The ongoing Coronavirus (COVID-19) pandemic will long be remembered not just for the incredible medical toll it took on the United States and the rest of the world, but also for the devastation to the global economy with millions out of work as a result of shutdowns and cutbacks in a number of industries.

In South Dakota, according to figures released by 24/7 Wall St., not only have the numbers of people dealing with COVID-19 been higher than average (14th highest rate per capita in America), but there’s a wave of not-so-rosy news on the way as we head into summer.

Despite having the lowest percentage of the workforce (6.2%) file for unemployment since mid-March and the second-lowest percentage (14.5%) of workers in high-risk industries, South Dakota’s unemployment is expected to balloon to the 15th highest rate in the nation (15.8%) by July.

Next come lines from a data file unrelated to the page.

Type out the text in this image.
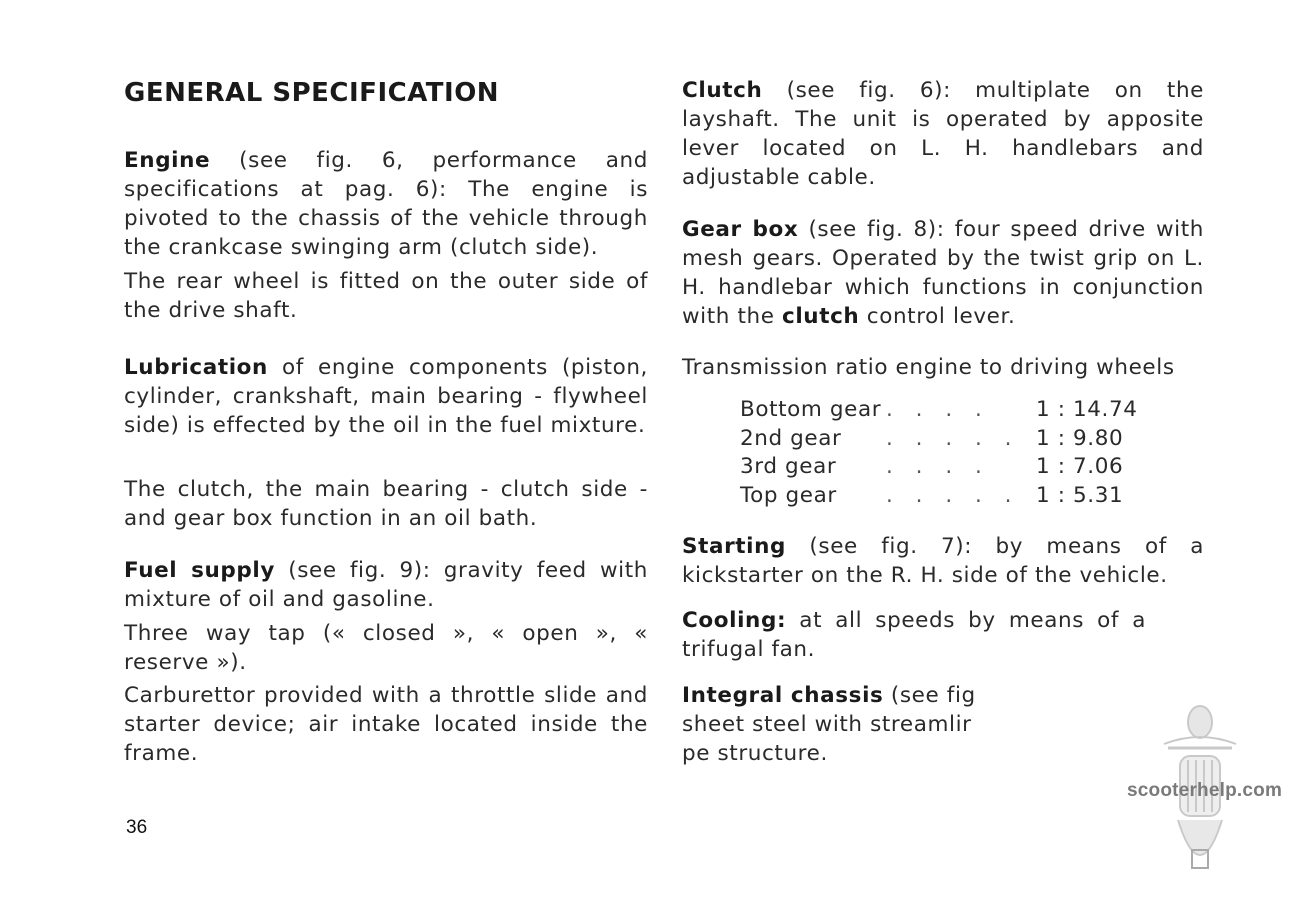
GENERAL SPECIFICATION

Engine (see fig. 6, performance and specifications at pag. 6): The engine is pivoted to the chassis of the vehicle through the crankcase swinging arm (clutch side).

The rear wheel is fitted on the outer side of the drive shaft.

Lubrication of engine components (piston, cylinder, crankshaft, main bearing - flywheel side) is effected by the oil in the fuel mixture.

The clutch, the main bearing - clutch side - and gear box function in an oil bath.

Fuel supply (see fig. 9): gravity feed with mixture of oil and gasoline.

Three way tap (« closed », « open », « reserve »).

Carburettor provided with a throttle slide and starter device; air intake located inside the frame.

Clutch (see fig. 6): multiplate on the layshaft. The unit is operated by apposite lever located on L. H. handlebars and adjustable cable.

Gear box (see fig. 8): four speed drive with mesh gears. Operated by the twist grip on L. H. handlebar which functions in conjunction with the clutch control lever.

Transmission ratio engine to driving wheels

Bottom gear . . . .	1 : 14.74
2nd gear	. . . . . 1 : 9.80
3rd gear	. . . .	1 : 7.06
Top gear	. . . . . 1 : 5.31

Starting (see fig. 7): by means of a kickstarter on the R. H. side of the vehicle.

Cooling: at all speeds by means of a trifugal fan.

Integral chassis (see fig sheet steel with streamlir pe structure.

36
scooterhelp.com
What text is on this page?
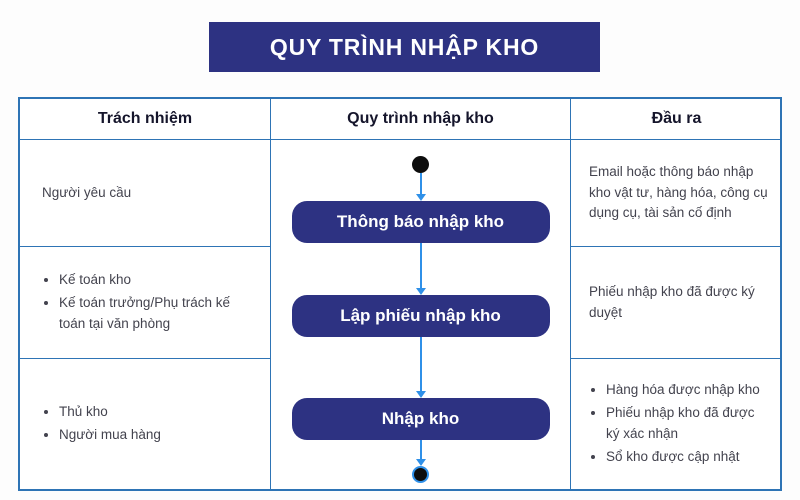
QUY TRÌNH NHẬP KHO
Trách nhiệm	Quy trình nhập kho	Đầu ra
Người yêu cầu
Thông báo nhập kho
Lập phiếu nhập kho
Nhập kho
Email hoặc thông báo nhập kho vật tư, hàng hóa, công cụ dụng cụ, tài sản cố định
• Kế toán kho
• Kế toán trưởng/Phụ trách kế toán tại văn phòng
Phiếu nhập kho đã được ký duyệt
• Thủ kho
• Người mua hàng
• Hàng hóa được nhập kho
• Phiếu nhập kho đã được ký xác nhận
• Sổ kho được cập nhật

That, coupled with the 14th highest rate of coronavirus cases per capita in America so far (23.1 per 10,000 people), shows how the Mount Rushmore State has been impacted.

Not surprisingly, two of the states which rely most heavily on travel and tourism are feeling the biggest brunt of the COVID-19 economic downturn.

Nevada, which has seen its hotel and gaming industry grind to a near standstill for more than a month, has the largest percentage of its workforce in high-risk industries (33.5%) and is expected to experience the greatest unemployment rate in the nation come July (19.7%).

Right on Nevada’s heels is Hawaii.

The Aloha State, which has seen its tourism industry grind to a halt over the past two months, has the second biggest number of workers in high-risk industries (27.1%) and is third in the U.S. (behind Nevada and Louisiana) in projected unemployment for July (17.8%).